Однако если печаль не вечна, то и радость не бесконечна. Вслед за теплым летом, как водится, пришла осень с ее безрадостным серым небом, дождями и печалями. Мама мальчика больше не светилась улыбкой, приходила с работы усталая, раздраженная. Слово «начальник» все реже слетало с ее уст, да и аккомпанемент ему был теперь иной: лжец, подлец, карьерист. Мама пила таблетки горстями. Бабушка не спала по ночам, вставала, шла на кухню выпить валерьянки, ступая осторожно, чтобы, «не дай Бог», дочь не услышала – берегла ее.

  Мама не слышала, но слышал ребенок – в последнее время слух у него обострился удивительно. И пугающее своей остротой и неодолимостью чувство ненависти к начальнику, виновнику всех несчастий, переполняло его детское сердце. Какие-то неясные желания и мысли рождались и тут же гасли в  маленькой головке. Шершавый и широкий, как ложка, с помощью которой надевают туфли, шевелился между клыками  язык мальчика, тщетно пытаясь произнести нужное слово, а, может, фразу…

В канун Нового года, когда, благодаря сверкающей «дождиком» елке и гирляндам, протянувшимся от угла до угла, скромное жилище «счастливого» семейства преобразилось в волшебный терем, мама вернулась с работы сама не своя. Даже не сняв пальто, она тяжело опустилась на маленькую скамеечку у входа и заплакала. Не двигаясь, не вытирая слез, словно окаменев, оплакивала она свое ушедшее женское счастье. Сынок, с минуту оторопело смотревший на рыдающую маму, вдруг опомнился, спрыгнул с дивана и на кривоватых крепких ножках, стуча когтями об пол, бросился к ней. Его странно сморщившаяся подурневшая мордашка выражала безмерную нежность и любовь. «Мамочка! – с трудом родилось у мальчика во рту давно не произносимое слово. – Мамочка!»

Это низкое, чуть хрипловатое «мамочка» полоснуло по сердцу, причиняя невыносимую боль, проникло внутрь, стремительно разрушая невидимые преграды, столь долго стоявшие между матерью и сыном. Одно единственное слово, но какая в нем сила! Оно освободило, очистило, дало силы поднять голову и взглянуть на свое забытое несчастное дитя. Взглянуть и ужаснуться!
–  Сыночек мой, –  похоже, сердцем, не губами, сказала мама, широко распахнув полные слез глаза, –  во что я тебя превратила! И ради кого? Ради негодяя, заводящего интрижку с каждой новой сотрудницей. Прости меня!

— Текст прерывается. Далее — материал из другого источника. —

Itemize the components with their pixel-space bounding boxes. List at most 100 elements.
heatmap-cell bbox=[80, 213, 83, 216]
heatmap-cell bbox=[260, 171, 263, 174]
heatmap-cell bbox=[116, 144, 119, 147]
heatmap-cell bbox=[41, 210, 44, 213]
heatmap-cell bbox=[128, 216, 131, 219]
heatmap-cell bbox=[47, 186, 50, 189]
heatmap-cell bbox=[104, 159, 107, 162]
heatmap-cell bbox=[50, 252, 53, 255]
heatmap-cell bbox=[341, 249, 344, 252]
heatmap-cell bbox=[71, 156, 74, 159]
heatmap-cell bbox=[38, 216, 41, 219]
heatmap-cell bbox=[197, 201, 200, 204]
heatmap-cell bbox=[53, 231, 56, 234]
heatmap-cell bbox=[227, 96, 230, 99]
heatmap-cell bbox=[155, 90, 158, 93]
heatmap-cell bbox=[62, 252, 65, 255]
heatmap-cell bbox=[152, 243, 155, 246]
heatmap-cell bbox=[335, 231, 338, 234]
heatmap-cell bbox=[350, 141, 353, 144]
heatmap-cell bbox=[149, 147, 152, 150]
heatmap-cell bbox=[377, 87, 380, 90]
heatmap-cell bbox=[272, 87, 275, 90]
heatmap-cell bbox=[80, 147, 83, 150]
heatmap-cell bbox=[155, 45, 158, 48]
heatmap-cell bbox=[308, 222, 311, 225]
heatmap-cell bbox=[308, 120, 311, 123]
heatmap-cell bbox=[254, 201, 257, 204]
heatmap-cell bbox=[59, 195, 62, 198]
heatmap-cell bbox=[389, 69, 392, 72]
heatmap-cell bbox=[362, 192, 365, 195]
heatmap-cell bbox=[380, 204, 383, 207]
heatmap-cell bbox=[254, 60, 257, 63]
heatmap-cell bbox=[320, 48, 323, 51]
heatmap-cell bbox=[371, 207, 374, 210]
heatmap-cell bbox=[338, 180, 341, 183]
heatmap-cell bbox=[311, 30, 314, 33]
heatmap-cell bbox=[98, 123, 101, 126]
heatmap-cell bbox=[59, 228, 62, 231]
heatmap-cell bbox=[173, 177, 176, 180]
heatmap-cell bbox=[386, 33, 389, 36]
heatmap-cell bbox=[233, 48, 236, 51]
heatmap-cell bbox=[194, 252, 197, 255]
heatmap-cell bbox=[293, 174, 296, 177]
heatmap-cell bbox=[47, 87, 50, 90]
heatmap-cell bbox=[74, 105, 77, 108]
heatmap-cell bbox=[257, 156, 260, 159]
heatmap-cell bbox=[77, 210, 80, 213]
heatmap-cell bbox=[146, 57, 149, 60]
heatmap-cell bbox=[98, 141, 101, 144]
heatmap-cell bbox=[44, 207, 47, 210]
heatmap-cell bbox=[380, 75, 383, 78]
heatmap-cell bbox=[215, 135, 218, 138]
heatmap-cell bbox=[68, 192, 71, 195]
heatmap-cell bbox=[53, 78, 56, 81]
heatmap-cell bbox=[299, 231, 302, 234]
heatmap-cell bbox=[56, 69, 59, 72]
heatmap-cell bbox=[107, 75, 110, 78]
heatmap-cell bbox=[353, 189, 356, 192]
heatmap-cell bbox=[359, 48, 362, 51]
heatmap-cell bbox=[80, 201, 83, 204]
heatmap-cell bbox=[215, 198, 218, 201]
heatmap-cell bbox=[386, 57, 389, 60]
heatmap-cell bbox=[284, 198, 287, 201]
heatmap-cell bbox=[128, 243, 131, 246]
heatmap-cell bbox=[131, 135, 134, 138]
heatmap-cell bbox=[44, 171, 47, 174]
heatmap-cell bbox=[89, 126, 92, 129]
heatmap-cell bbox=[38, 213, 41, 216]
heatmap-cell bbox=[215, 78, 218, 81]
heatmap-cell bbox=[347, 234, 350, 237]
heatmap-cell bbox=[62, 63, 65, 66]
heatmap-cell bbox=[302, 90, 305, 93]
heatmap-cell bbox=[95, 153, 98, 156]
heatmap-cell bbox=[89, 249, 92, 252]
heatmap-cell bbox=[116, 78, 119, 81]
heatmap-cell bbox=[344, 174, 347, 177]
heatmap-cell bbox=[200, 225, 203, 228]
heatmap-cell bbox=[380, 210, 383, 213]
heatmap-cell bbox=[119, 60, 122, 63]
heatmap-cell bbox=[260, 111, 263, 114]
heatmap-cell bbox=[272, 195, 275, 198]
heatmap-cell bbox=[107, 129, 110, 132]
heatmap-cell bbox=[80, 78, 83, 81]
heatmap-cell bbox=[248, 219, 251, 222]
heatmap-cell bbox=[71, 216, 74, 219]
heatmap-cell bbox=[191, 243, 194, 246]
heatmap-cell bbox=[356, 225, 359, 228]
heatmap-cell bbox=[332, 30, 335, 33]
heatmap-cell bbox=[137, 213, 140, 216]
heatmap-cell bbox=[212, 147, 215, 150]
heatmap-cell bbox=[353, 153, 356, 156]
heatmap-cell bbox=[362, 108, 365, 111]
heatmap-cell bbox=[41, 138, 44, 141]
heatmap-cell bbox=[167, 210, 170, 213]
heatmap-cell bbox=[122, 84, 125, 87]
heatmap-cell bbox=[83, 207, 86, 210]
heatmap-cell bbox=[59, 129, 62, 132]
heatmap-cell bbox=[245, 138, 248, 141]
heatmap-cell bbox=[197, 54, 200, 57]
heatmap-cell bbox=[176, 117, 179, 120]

Кирюша повел синими с поволокой глазами. Одной рукой он прижимал к себе рыдающую маму, другой гладил ее выбившиеся из-под шляпки волосы, стараясь не оцарапать лицо. То неясное, неосознанное, что бередило его душу по ночам, вдруг прояснилось.
–  Мамочка, –  пророкотал как можно нежнее голос сына, целующего маму в соленую от слез щеку, –  не плачь. Ты разрываешь мне сердце. На работу не ходи, а начальника… начальника приведи – я его за ужином скушаю.
Ужасающе щелкнули клыки, с синих глаз сползла поволока, обнажив страшный лик. «Вампир!» – дико вскрикнула мама и лишилась чувств. А ведь вампирами не рождаются.